До отказа заполненный стадион создавал для игроков атмосферу обтекающего уюта: знаменитый динамовский правый край Василий Трофимов говорил, что через пять минут игры публика своей всецелой поглощенностью матчем позволяла забыть про нее и сосредоточиться на том, что делалось на поле.
Вместе с тем вспоминаю весьма распространенный упрек наиболее популярным футболистам в том, что они «играют на публику» — в этом, несомненно, сказывалось общественное ханжество: скромность проповедовалась на государственном уровне и декларировалась как принципиальное достоинство советского человека.
Но игроков и публику влекло друг к другу неудержимо.
Мало кого так любила послевоенная футбольная аудитория, как левого края ЦДКА Владимира Демина — полноватого шустряка, искусного в работе с мячом, часто для игрока своего амплуа забивавшего голы и, кроме того, вносившего в игру комическое начало, развлекавшее трибуны. Демин обычно выходил из цедэковского автобуса возле метро «Динамо» — и дальше шествовал, размахивая чемоданчиком, к служебному входу сквозь толпу болельщиков. Подразумевалось, что соприкосновение с народом заряжает «Дёму» на игру.

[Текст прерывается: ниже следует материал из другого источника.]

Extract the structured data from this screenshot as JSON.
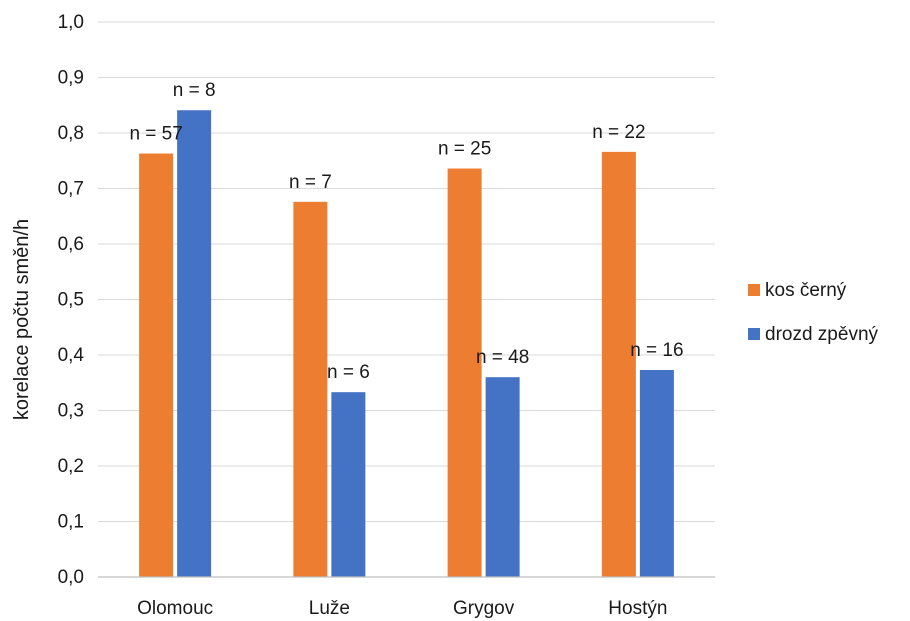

Что меня более всего привлекает в этих людях, когда вижу их теперь на экране? Открытость, доверчивость и доброта, странная, казалось бы, для людей, прошедших и выдюживших войну, загнанных в круглосуточный страх предвоенными репрессиями, которые настигнут многих из них и после войны…
Их лица позволяют нам думать, что в зрелище захватившей их игры не было агрессии и злости.
Да: играли на публику. На многострадальный и терпеливый народ, оставшийся теперь лишь в изображении футбола сороковых годов.